In his hallucinated world, Joe's pet rat seems like a huge warrior and becomes one of the best companion characters in this style of story I've ever seen, brave despite his reputation as a coward and a fine guardian. Together, they travel via the bathroom - populated by toilet dwarfs - down the vast mountains of the staircase, battle a monstrous dog that has wandered through the open door, receive aid from cowardly scientists, become tempted by the comfortable warmth of the hearth that is of course only a distraction, to the waters of life, but then before they are drunk, down into the basement where King Death dwells - in the clothes Joe's father left behind.
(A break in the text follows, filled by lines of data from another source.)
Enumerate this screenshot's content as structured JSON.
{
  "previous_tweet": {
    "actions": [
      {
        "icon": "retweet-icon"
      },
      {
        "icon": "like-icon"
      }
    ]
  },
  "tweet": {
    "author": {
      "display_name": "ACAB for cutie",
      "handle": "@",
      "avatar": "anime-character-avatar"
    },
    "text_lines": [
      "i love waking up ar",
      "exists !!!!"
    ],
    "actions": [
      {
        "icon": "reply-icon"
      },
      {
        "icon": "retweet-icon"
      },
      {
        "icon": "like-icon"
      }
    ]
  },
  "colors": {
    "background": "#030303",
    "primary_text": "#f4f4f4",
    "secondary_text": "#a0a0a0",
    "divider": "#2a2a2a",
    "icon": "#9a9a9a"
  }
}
It's consciously an archetypal hero's fantasy, and driven in part by the laziness of the ancient prophecy (of the 'Dying Boy'), but that is a large part of its charm. The presence of toys and various real-world interpolations are fun, and Joe himself is very likeable - he is bewildered by the world around him, trying to impress on these fantasy figures that there is a greater reality in which they don't really exist, with his square-jawed, wide-eyed design keeping him feeling grounded and ordinary rather than romanticised.
This is perhaps something that a lot of other writers have done before. But it's done so well and with such exuberance - something I don't really associate with Morrison - that it's hard to resist. Highly recommended - and I certainly hope a film adaptation will eventually come.